By SY (12 years old)
I am one of the shyest kids at school. I seldom talk in class but when Ms Olivia, my favourite teacher asked me to give a speech during the school assembly, I could hardly let her down. I did not want to disappoint her so I agreed, very reluctantly.
My parents were astonished once they knew. They were aware I was a timid girl but they were hopeful I would outgrow my diffidence gradually.
I had to rewrite my speech a dozen times before deeming it perfect. The next stage was speech practice. I practised every night before I slept. I also spent hours in front of the mirror inside the bathroom. My elder sister thought I was going insane.

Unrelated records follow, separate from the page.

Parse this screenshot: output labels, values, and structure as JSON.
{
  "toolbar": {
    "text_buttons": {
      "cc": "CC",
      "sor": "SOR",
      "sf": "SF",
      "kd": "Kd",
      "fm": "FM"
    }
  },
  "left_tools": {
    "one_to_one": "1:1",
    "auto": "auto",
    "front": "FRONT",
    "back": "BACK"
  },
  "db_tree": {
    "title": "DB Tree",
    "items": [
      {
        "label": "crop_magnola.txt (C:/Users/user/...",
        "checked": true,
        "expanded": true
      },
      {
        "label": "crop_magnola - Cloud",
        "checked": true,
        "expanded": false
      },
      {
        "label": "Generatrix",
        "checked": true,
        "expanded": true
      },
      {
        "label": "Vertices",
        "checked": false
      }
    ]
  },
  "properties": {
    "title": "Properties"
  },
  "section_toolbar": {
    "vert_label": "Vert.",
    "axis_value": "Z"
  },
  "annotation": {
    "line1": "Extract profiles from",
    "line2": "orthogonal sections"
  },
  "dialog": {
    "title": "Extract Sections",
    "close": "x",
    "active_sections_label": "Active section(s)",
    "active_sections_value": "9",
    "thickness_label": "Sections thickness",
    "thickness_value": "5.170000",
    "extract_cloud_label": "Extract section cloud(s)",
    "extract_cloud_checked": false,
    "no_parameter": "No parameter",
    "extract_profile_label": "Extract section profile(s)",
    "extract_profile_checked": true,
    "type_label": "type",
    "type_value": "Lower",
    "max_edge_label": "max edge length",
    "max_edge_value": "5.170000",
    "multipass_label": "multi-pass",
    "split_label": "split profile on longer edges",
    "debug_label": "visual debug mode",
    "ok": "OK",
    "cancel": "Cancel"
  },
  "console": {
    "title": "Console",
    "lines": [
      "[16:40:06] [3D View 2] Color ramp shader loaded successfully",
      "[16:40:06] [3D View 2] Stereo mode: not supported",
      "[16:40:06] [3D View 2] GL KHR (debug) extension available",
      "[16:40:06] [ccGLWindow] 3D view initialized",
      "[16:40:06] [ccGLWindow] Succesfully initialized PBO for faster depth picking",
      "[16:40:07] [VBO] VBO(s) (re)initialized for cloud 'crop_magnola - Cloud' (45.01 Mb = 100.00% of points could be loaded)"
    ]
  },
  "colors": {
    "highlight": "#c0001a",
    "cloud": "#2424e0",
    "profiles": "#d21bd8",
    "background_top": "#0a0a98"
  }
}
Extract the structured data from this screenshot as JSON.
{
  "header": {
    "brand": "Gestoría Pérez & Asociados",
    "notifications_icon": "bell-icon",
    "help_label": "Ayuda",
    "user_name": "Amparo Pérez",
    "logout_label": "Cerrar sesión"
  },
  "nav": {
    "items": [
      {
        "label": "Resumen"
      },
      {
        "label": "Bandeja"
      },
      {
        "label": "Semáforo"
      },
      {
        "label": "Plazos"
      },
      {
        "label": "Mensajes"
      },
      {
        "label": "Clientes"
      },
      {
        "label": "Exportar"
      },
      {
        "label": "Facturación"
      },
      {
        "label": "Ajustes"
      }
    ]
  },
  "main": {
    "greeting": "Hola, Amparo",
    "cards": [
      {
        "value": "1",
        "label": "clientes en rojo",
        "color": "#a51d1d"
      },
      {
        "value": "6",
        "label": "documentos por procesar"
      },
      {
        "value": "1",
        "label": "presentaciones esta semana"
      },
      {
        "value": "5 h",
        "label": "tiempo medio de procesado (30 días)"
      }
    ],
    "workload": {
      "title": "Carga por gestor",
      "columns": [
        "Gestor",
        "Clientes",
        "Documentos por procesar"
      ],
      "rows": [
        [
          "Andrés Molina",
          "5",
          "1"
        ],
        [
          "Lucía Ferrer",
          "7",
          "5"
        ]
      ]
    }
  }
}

On the day of my speech presentation, my family came to school to give me moral support. When the emcee called my name, I strode to the stage, full of confidence. I was positive I could do it but when I saw the large audience, I immediately froze. Hundreds of butterflies were fighting to escape from my stomach. My palms became clammy and my hands shook very badly while my heart was pounding away against my chest like it was asking to be let out.
The audience looked at me as if I had grown another head. Someone started to murmur and others soon joined in. Without thinking, I ran off the stage and out of the hall. It was the most humiliating day of my entire life. I was sure that I would be teased by my friends the next day but I simply didn’t care at that moment. I was a glossophobic and life had become a nightmare! Glossophobia, I hate you!